The county bill was introduced Monday, with a hearing scheduled in the House Judiciary Committee for Feb. 12.

The committee already had a hearing on a bill that would ban the substance statewide, according to Del. Michael Hough (R-Dist. 3B) of Brunswick, who serves on the panel.

Hough said it was clear from the hearing that other parts of the state are also dealing with the same problem.

Testimony showed that spice was being sold at a number of gas stations in Anne Arundel County, among other places, according to Hough.

That bill would add the chemicals used to create spice to the state’s list of controlled dangerous substances that cannot be used, possessed or sold.

Similar legislation has been introduced in the past two years, but has died in committee.

A similar law passed last year that went into effect in October added chemical compounds known as “bath salts” to the state’s list of Schedule One controlled substances.

The county bill emerged as a request from the commissioners as part of their annual legislative package after Frederick, Thurmont and Walkersville banned the substances, and residents expressed concern about sellers moving into the unincorporated parts of the county.

The drugs — which are synthetic cannabinoids that can mimic the effects of tetrahydrocannabinol, or THC, the active ingredient in marijuana — are also known as K2, Genie and a host of other names.

The bill would allow the county commissioners to adopt an ordinance that prohibits the possession or sale of the products.

As emergency legislation, it would take effect immediately upon being passed and signed by the governor.

Members of the county’s eight-member delegation are hopeful that the bill will benefit from “local courtesy,” in which lawmakers offer little opposition to other delegations’ parochial bills.

Del. Patrick Hogan (R-Dist. 3A) of Frederick said it will be hard to get a sense of whether the bill has any opponents until the hearing. But he is hopeful it will receive local courtesy.

Sen. Ron Young (D-Dist. 3) of Frederick said he hasn’t heard that anyone will oppose the bill.

Young, Hogan and Del.

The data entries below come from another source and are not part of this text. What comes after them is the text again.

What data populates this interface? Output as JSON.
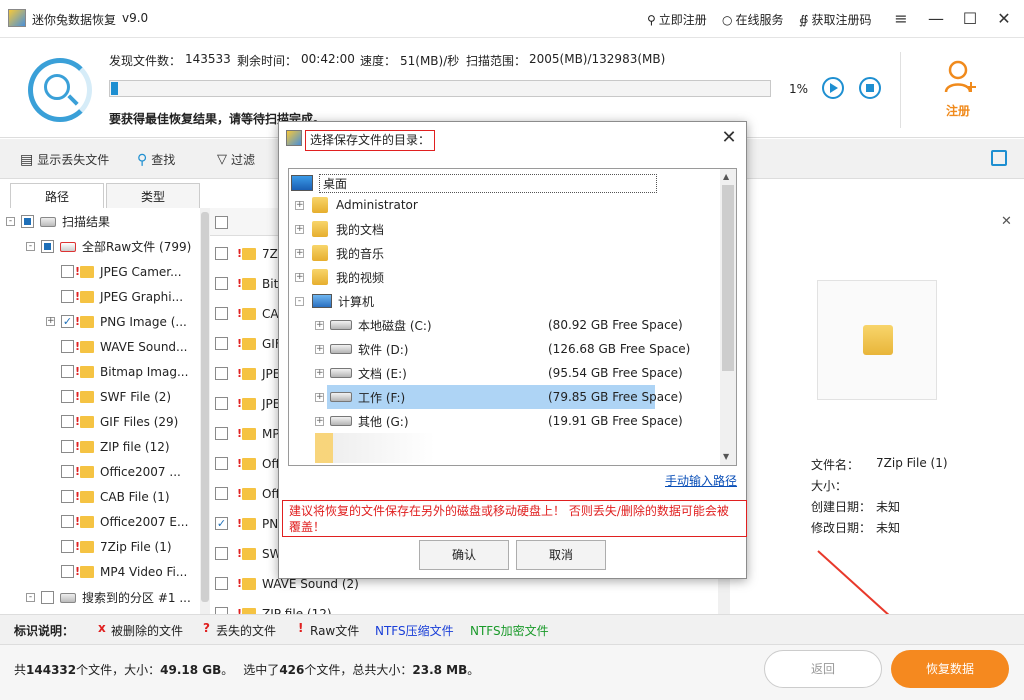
{
  "app": {
    "title": "迷你兔数据恢复",
    "version": "v9.0"
  },
  "titlebar": {
    "register": "立即注册",
    "online_service": "在线服务",
    "get_code": "获取注册码"
  },
  "scan": {
    "found_label": "发现文件数：",
    "found_value": "143533",
    "remain_label": "剩余时间：",
    "remain_value": "00:42:00",
    "speed_label": "速度：",
    "speed_value": "51(MB)/秒",
    "range_label": "扫描范围：",
    "range_value": "2005(MB)/132983(MB)",
    "progress_percent": 1,
    "progress_text": "1%",
    "hint": "要获得最佳恢复结果，请等待扫描完成。"
  },
  "register_label": "注册",
  "toolbar": {
    "show_lost": "显示丢失文件",
    "find": "查找",
    "filter": "过滤"
  },
  "tabs": [
    "路径",
    "类型"
  ],
  "tree": {
    "root": "扫描结果",
    "all_raw": "全部Raw文件 (799)",
    "items": [
      {
        "label": "JPEG Camer...",
        "checked": false
      },
      {
        "label": "JPEG Graphi...",
        "checked": false
      },
      {
        "label": "PNG Image (...",
        "checked": true
      },
      {
        "label": "WAVE Sound...",
        "checked": false
      },
      {
        "label": "Bitmap Imag...",
        "checked": false
      },
      {
        "label": "SWF File (2)",
        "checked": false
      },
      {
        "label": "GIF Files (29)",
        "checked": false
      },
      {
        "label": "ZIP file (12)",
        "checked": false
      },
      {
        "label": "Office2007 ...",
        "checked": false
      },
      {
        "label": "CAB File (1)",
        "checked": false
      },
      {
        "label": "Office2007 E...",
        "checked": false
      },
      {
        "label": "7Zip File (1)",
        "checked": false
      },
      {
        "label": "MP4 Video Fi...",
        "checked": false
      }
    ],
    "partition": "搜索到的分区 #1 ..."
  },
  "files": [
    {
      "label": "7Zip",
      "checked": false
    },
    {
      "label": "Bitm",
      "checked": false
    },
    {
      "label": "CAB",
      "checked": false
    },
    {
      "label": "GIF",
      "checked": false
    },
    {
      "label": "JPE",
      "checked": false
    },
    {
      "label": "JPE",
      "checked": false
    },
    {
      "label": "MP4",
      "checked": false
    },
    {
      "label": "Offi",
      "checked": false
    },
    {
      "label": "Offi",
      "checked": false
    },
    {
      "label": "PNG",
      "checked": true
    },
    {
      "label": "SWF",
      "checked": false
    },
    {
      "label": "WAVE Sound (2)",
      "checked": false
    },
    {
      "label": "ZIP file (12)",
      "checked": false
    }
  ],
  "preview": {
    "name_label": "文件名：",
    "name_value": "7Zip File (1)",
    "size_label": "大小：",
    "size_value": "",
    "created_label": "创建日期：",
    "created_value": "未知",
    "modified_label": "修改日期：",
    "modified_value": "未知"
  },
  "legend": {
    "title": "标识说明：",
    "deleted": "被删除的文件",
    "lost": "丢失的文件",
    "raw": "Raw文件",
    "ntfs_compressed": "NTFS压缩文件",
    "ntfs_encrypted": "NTFS加密文件",
    "deleted_mark": "x",
    "lost_mark": "?",
    "raw_mark": "!"
  },
  "status": {
    "total_prefix": "共",
    "total_count": "144332",
    "total_mid": "个文件，大小：",
    "total_size": "49.18 GB",
    "total_end": "。",
    "sel_prefix": "选中了",
    "sel_count": "426",
    "sel_mid": "个文件，总共大小：",
    "sel_size": "23.8 MB",
    "sel_end": "。"
  },
  "buttons": {
    "back": "返回",
    "recover": "恢复数据"
  },
  "dialog": {
    "title": "选择保存文件的目录：",
    "desktop": "桌面",
    "nodes": [
      {
        "label": "Administrator",
        "free": ""
      },
      {
        "label": "我的文档",
        "free": ""
      },
      {
        "label": "我的音乐",
        "free": ""
      },
      {
        "label": "我的视频",
        "free": ""
      },
      {
        "label": "计算机",
        "free": ""
      }
    ],
    "drives": [
      {
        "label": "本地磁盘 (C:)",
        "free": "(80.92 GB Free Space)"
      },
      {
        "label": "软件 (D:)",
        "free": "(126.68 GB Free Space)"
      },
      {
        "label": "文档 (E:)",
        "free": "(95.54 GB Free Space)"
      },
      {
        "label": "工作 (F:)",
        "free": "(79.85 GB Free Space)"
      },
      {
        "label": "其他 (G:)",
        "free": "(19.91 GB Free Space)"
      }
    ],
    "manual": "手动输入路径",
    "warning": "建议将恢复的文件保存在另外的磁盘或移动硬盘上！ 否则丢失/删除的数据可能会被覆盖！",
    "ok": "确认",
    "cancel": "取消"
  },
  "colors": {
    "accent": "#1e8fd1",
    "orange": "#f5891f",
    "warn_red": "#e02020",
    "selection": "#aed4f5",
    "ntfs_blue": "#1a3fd8",
    "ntfs_green": "#1a9a2a"
  }
}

Galen Clagett (D-Dist. 3A), of Frederick, also plan to propose a bill that would ban synthetic cannabinoids statewide.

Young said he was aware of at least one other spice-related bill in the Senate.

A statewide bill would make the county’s bill unnecessary, he said.

Clagett said the bill allowing the county to ban the substance was the delegation’s priority, to prevent people selling it from moving out of the municipalities into the county.

“It’s drugs on wheels,” he said.

Commissioners’ President Blaine R. Young (R) said he hasn’t heard about any resistance to the county’s bill.

He said the county’s lack of authority to pass an ordinance has hindered it in the fight against spice.

“The fact is, there’s a loophole when it comes to this stuff,” he said.